Die Übernachtungsbereiche werden neu strukturiert und wesentlich erweitert. Der Bereich des bisherigen Campingplatzes wird am vorhandenen Areal an der Liegewiese erweitert, von dieser direkt erschlossen, dort mit notwendiger Infrastruktur (WC, Duschen, Abwaschplatz etc.) ausgestattet und mit einem Grüngürtel umfriedet. Auf der Liegewiese finden sich davor Grillplätze und Picknickdecks, Fahrradabstellplätze etc.

Der Bereich der bisherigen Wohnheime wird strukturell verbessert, die Wege finden Aussichtspunkte auf die Schilflandschaft und den Kanal, welcher mit Landestegen zum "Lastenkanal" wird, mit welchem alle angeschlossenen Bereiche gepäckstechnisch organisiert werden können und eine alternative "Erlebnisankunft" ermöglicht wird. (Die östlichen Kanäle werden im Bereich des ehemaligen Campingparkplatzes (jetzt Reservefläche) als Lückenschluss verbunden, damit ein "Lastenkanal" als besonderes Service geschaffen, welcher bereits im Einfahrtsbereich des BesucherInnenparkplatzes bedient werden kann.)

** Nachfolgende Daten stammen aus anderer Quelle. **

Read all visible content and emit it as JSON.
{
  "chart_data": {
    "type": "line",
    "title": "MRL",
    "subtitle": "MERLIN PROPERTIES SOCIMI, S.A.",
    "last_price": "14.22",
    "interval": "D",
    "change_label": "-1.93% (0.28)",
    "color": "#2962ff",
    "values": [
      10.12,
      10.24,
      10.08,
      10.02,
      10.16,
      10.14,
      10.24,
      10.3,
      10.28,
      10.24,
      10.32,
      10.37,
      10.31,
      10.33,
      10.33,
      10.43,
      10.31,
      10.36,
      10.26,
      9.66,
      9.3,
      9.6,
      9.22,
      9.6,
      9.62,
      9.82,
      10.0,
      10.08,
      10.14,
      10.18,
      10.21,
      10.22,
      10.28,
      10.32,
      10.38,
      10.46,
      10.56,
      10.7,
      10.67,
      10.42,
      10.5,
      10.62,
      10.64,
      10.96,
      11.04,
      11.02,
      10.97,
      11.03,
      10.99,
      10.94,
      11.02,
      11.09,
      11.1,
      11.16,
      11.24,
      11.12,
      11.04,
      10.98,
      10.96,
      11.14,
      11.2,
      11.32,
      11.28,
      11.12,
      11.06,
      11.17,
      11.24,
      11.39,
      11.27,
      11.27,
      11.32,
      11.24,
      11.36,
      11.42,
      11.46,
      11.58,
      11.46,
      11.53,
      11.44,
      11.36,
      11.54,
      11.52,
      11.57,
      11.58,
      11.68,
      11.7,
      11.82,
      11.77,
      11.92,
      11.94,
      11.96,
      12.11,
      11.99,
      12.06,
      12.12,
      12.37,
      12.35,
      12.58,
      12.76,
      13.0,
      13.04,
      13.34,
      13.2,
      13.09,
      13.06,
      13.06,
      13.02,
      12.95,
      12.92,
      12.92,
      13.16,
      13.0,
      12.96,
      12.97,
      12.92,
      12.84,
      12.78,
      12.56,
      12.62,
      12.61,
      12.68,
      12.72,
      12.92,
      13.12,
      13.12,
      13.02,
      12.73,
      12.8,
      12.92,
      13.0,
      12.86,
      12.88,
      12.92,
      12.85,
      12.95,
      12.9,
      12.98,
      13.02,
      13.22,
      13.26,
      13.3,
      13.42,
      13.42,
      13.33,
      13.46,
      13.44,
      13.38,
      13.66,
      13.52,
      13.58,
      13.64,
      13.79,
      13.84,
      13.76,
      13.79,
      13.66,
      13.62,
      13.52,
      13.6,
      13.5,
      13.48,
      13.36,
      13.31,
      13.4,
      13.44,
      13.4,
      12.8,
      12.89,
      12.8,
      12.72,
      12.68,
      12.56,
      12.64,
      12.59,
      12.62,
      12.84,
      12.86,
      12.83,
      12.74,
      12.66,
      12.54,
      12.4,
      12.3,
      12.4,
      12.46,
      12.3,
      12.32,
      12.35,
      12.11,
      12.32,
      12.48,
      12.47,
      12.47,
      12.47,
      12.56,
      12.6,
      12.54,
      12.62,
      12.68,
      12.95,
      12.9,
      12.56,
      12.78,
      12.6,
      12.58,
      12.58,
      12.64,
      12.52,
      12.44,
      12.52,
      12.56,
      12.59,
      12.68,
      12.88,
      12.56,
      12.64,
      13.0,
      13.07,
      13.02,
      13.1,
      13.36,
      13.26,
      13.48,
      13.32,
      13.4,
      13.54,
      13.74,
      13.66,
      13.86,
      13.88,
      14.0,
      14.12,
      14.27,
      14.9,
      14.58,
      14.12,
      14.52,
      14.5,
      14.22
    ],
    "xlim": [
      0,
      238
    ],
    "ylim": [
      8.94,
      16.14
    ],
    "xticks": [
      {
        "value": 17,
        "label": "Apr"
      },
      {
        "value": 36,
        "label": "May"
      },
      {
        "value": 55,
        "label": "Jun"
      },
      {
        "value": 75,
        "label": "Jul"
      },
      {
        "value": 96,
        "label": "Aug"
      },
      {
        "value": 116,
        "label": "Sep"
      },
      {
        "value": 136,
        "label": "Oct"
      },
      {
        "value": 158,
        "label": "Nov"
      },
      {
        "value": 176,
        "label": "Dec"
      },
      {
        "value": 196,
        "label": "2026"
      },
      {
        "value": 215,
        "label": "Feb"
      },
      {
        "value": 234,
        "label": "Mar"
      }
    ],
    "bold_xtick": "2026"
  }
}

Der Bereich des ehemaligen Bootslagers wird mittels Luxuswohnheimpfahlbauten (ca. 90 Stk. x 2,8x7m Pfahlbauten und 30 Stk. ebenerdig barrierefrei) neu strukturiert. Die Parkplätze dazu befinden sich unter den Wohnboxen, private Grüngärten und Dachterrassen erhöhen die Aufenthaltsqualität, die Nähe zur Promenade begünstigt die Lage.

Kurzaufenthalte mit Campingmobilen finden im östlichen Bereich des Parkplatzes (entlang der begrünten Wohnheimgrenze) ihren Aufstellungsbereich mit ebenfalls direktem Blick auf und Anbindung an die Promenade.

Neu zugeordnete Boote werden wie "Airbnb" zentral an der Anmeldung vergeben. Apartments (Suiten) im Bereich Restaurant (unter der Promenade) ergänzen das Übernachtungsangebot.

Nicht mehr benötigte Restflächen (z.B. im ehem. Gemeindehafen) werden renaturiert, die aktuell verstreuten Bauflächen am Parkplatz und im Strandbereich an der Promenade neu konzentriert und rückgetauscht, um die Umweltverträglichkeit zu optimieren.

Die klaren Maßnahmen des Projekts, welche die Besonderheit der Landschaft und des Areals hervorheben und zu einem einzigartigen Erlebnis werden lassen, verheißen dem Strandbad Breitenbrunn - BREITENPROM - einen Platz an der internationalen Spitze touristischer Anlagen.